I've come to discover that my colon, or whatever body organs are in that immediate area of my body, have become my moral compass, of sorts. Weird? You betcha! It's painful too, at times.
So as it turns out, my older brother and sister (the two right ahead of me in age) both have forms of colitis. My assumption is that this came to be because they carry their stress down in their abdominal section, just as I do. All of my life I've had minor problems with my guts. You know, like the irritable, stomach tied in knots kind of feelings; but in the past couple of years it seems that my colon and co. have decided to take it upon themselves to remind me when I'm trying to go against what I honestly, and most often deep down, feel is the best thing for me to do. Since I don't ever seem to learn, and I continue to go ahead with what seems logically correct, even though it's against my inner judgement, I've begun to pay a price for it every time I do.
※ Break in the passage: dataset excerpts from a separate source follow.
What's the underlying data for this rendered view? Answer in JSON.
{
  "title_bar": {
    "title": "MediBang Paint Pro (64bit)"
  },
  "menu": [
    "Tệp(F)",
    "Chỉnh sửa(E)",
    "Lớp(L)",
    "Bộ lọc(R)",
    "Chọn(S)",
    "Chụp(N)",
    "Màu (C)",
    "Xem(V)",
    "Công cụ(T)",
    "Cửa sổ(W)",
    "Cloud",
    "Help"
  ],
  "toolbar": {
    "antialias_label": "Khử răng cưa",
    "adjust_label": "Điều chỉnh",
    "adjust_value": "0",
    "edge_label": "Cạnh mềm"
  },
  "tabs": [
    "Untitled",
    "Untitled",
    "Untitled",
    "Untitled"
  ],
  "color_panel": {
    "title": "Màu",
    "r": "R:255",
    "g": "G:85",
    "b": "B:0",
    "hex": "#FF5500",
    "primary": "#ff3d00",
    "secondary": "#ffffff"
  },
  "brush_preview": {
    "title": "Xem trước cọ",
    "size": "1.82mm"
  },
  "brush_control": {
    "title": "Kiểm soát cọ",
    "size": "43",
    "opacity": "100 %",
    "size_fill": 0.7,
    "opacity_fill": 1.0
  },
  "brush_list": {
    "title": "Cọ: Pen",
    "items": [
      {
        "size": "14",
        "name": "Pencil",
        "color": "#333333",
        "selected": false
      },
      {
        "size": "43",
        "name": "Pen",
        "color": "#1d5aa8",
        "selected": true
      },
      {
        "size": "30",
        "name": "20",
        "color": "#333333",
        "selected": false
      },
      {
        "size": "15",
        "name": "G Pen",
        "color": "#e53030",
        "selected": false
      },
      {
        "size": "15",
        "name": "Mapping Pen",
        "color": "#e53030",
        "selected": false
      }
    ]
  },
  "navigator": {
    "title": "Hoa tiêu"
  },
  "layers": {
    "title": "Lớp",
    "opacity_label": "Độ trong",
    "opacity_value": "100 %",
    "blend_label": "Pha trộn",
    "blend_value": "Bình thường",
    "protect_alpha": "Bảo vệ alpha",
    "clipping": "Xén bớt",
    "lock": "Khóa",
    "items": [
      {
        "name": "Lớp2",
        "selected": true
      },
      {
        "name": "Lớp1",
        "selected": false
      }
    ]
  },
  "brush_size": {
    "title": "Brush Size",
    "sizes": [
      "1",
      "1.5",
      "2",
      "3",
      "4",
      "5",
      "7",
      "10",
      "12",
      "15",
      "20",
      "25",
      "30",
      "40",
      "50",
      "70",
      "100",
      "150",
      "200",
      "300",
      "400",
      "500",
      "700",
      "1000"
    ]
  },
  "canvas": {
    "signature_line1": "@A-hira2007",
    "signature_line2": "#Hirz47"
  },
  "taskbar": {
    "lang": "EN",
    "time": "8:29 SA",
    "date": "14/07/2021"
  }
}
My stomach gets this tightly wound, tied in knots and gnarls, you shouldn't have eaten that type feeling, and my colon, or immediate area becomes very tender and sore. Even when I have my mind made up that my decision is the most logical thing to do and the best option, I apparently cannot lie to my abdominal section. I guess it comes down to having to trust my gut feelings more often, or face the consequences of feeling my guts in tyranny until I put up the white flag
...I can't help but wonder if this means I'm a prisoner to body, and what seem to be commitment problems, or if my gut is just smarter than my brain.